2°) d’annuler la décision de validation du 21 juin 2018 ;

3°) de mettre à la charge de l’Etat, au titre des dispositions de l’article L. 761-1 du code de justice administrative, le versement d’une somme de 3 000 euros à la fédération CGT Commerce Distribution Services et d’une somme de 500 euros à chaque salarié appelant.

Ils soutiennent que :

 – la procédure d’information et de consultation du comité central d’entreprise (CCE) et du comité d’établissement (CE) a été irrégulière ; en effet le CCE ne pouvait pas valablement exprimer un avis sur le projet de réorganisation de la société Carrefour Proximité France dès lors qu’il n’avait pas été suffisamment informé d’une part sur les recherches de repreneurs et d’autre part sur la transformation de neuf magasins en « Drives piétons », projet absent du plan alors que l’employeur l’avait conçu au jour de la consultation des institutions représentatives du personnel ;

 – la négociation n’a pas été loyale, à défaut d’avoir été précédée d’une information sur la recherche de repreneurs et parce que l’égalité de traitement entre les organisations syndicales n’a pas été respectée par l’employeur ;

 – l’instance de coordination des comités d’hygiène, de sécurité et des conditions de travail s’est irrégulièrement réunie ; elle a été informée de manière incomplète.

Par un mémoire en défense enregistré les 14 février 2019 la société Carrefour Proximité France, représentée par Mes E… et Graujeman, conclut au rejet de la requête et à ce qu’une somme de 1 500 euros soit mise à la charge de La fédération CGT commerce Distribution Services au titre des dispositions de l’article L. 761-1 du code de justice administrative.

Elle soutient qu’aucun des moyens de la requête n’est fondé.

Par un mémoire en défense, enregistré le 15 février 2019 la ministre du travail conclut au rejet de la requête.

Elle soutient qu’aucun des moyens de la requête n’est fondé.

Par ordonnance du 8 janvier 2019 la clôture de l’instruction a été fixée au 1er mars 2019.

Un mémoire présenté pour la société Carrefour Proximité France, enregistré le 5 mars 2019, n’a pas été communiqué à défaut d’éléments nouveaux au sens de l’article R. 611-1 du code de justice administrative.

Vu les autres pièces du dossier.

Vu :

 – le code du travail ;

 – le code de justice administrative.

Les parties ont été régulièrement averties du jour de l’audience.

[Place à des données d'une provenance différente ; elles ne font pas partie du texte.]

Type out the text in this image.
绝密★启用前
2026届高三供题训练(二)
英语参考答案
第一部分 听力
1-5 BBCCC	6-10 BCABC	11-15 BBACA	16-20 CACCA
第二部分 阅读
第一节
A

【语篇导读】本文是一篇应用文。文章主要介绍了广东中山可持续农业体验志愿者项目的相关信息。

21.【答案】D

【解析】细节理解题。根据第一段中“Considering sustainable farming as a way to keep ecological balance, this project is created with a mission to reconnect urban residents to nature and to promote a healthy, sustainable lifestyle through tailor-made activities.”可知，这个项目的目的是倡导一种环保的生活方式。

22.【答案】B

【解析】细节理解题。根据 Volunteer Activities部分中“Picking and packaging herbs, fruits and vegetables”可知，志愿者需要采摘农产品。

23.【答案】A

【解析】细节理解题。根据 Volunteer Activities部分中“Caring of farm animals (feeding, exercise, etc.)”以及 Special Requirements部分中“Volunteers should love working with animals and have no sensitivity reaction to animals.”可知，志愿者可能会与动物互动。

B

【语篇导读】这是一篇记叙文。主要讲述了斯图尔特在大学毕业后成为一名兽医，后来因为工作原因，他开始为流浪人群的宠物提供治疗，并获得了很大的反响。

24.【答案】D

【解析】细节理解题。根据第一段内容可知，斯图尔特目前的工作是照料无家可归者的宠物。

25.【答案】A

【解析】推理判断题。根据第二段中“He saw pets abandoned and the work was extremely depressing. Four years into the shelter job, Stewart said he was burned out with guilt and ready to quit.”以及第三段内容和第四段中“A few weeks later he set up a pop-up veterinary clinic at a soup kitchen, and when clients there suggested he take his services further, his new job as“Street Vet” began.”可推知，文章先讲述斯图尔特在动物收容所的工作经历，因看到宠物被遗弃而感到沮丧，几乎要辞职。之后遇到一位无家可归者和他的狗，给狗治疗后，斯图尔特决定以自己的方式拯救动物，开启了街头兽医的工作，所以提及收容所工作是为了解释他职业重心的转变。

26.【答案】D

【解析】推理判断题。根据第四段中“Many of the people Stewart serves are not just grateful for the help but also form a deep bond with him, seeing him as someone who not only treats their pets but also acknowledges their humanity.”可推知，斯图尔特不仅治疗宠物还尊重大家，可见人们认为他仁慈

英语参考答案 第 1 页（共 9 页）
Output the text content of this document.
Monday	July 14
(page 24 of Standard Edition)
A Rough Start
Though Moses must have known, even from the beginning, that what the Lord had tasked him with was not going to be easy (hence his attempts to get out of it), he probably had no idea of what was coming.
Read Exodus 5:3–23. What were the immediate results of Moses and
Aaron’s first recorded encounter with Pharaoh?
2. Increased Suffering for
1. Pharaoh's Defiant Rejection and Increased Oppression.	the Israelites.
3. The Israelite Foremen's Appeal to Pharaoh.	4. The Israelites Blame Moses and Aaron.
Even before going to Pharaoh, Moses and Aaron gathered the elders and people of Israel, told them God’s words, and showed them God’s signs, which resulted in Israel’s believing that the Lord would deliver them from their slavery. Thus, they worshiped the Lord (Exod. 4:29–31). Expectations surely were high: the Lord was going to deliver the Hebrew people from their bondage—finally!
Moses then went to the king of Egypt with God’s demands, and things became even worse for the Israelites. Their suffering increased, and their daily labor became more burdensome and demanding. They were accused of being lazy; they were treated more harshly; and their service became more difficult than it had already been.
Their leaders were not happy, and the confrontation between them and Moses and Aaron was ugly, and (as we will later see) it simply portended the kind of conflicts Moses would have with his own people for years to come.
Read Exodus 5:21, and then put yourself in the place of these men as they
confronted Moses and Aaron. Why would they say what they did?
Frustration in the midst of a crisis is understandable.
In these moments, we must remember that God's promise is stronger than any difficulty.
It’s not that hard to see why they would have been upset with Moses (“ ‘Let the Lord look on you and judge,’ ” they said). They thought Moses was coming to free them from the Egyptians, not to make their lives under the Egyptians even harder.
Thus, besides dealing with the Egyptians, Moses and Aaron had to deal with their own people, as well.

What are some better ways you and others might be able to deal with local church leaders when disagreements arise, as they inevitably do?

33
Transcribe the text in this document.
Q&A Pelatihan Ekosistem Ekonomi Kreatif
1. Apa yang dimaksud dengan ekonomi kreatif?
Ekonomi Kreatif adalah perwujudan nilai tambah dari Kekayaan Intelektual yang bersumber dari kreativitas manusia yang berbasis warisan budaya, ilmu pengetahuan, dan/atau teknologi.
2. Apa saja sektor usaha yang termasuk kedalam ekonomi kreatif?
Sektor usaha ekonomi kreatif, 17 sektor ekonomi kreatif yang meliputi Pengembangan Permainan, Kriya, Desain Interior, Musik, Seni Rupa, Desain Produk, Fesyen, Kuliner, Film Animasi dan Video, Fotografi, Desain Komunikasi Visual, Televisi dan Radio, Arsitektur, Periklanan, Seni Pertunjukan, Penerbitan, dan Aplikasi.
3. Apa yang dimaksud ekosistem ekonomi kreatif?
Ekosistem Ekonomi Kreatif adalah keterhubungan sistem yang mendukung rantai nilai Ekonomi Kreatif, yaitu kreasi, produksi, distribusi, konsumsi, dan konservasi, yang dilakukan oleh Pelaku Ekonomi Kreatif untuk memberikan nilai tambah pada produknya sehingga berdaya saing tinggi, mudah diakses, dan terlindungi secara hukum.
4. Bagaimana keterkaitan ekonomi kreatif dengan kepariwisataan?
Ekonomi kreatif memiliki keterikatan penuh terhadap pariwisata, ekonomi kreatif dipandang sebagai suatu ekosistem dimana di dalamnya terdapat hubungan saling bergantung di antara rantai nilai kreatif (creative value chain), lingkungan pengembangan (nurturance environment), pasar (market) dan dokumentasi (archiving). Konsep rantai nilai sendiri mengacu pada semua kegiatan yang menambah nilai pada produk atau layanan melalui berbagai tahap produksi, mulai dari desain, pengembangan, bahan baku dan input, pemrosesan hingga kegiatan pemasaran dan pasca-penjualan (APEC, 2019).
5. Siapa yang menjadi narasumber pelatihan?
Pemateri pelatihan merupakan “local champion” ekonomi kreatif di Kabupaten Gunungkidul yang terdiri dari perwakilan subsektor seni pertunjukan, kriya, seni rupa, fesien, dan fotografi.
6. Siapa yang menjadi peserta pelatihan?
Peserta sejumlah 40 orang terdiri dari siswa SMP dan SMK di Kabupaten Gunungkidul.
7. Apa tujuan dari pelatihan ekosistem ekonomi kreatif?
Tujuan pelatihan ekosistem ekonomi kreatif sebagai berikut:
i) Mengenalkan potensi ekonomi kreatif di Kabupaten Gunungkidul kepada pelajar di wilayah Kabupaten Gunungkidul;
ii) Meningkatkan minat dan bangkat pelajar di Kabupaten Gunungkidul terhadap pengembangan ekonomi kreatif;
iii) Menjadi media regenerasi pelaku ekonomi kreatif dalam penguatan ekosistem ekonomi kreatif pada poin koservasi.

Ont été entendus au cours de l’audience publique :

 – le rapport de M. Francfort, président-assesseur,

 – les conclusions de M. Lemoine, rapporteur public,

 – les observations de Me F…, représentant la fédération CGT Commerce Distribution Services, M. B… et Mme A…, et celles de Me E…, représentant la société Carrefour Proximité France.

Considérant ce qui suit

Les faits, la procédure :

1. La société Carrefour Proximité France, dont le siège est situé à Mondeville, est une filiale du groupe Carrefour spécialisée dans les magasins de petite taille dits « de proximité ». Elle était constituée, au 31 décembre 2017, d’un réseau de 3 797 magasins franchisés ou en négoce et d’un réseau de 351 magasins intégrés, gérés directement par elle.

2. Dans le cadre du « plan Carrefour 2022 » visant à sauvegarder la compétitivité du groupe, il a été décidé qu’elle cesserait l’exploitation directe de magasins par le biais de la fermeture de 272 magasins du réseau intégré et du passage progressif en location-gérance des 79 autres magasins de ce réseau. Ce projet, qui prévoit également une réduction du nombre d’emplois du siège de la société, implique la suppression de 2 256 emplois.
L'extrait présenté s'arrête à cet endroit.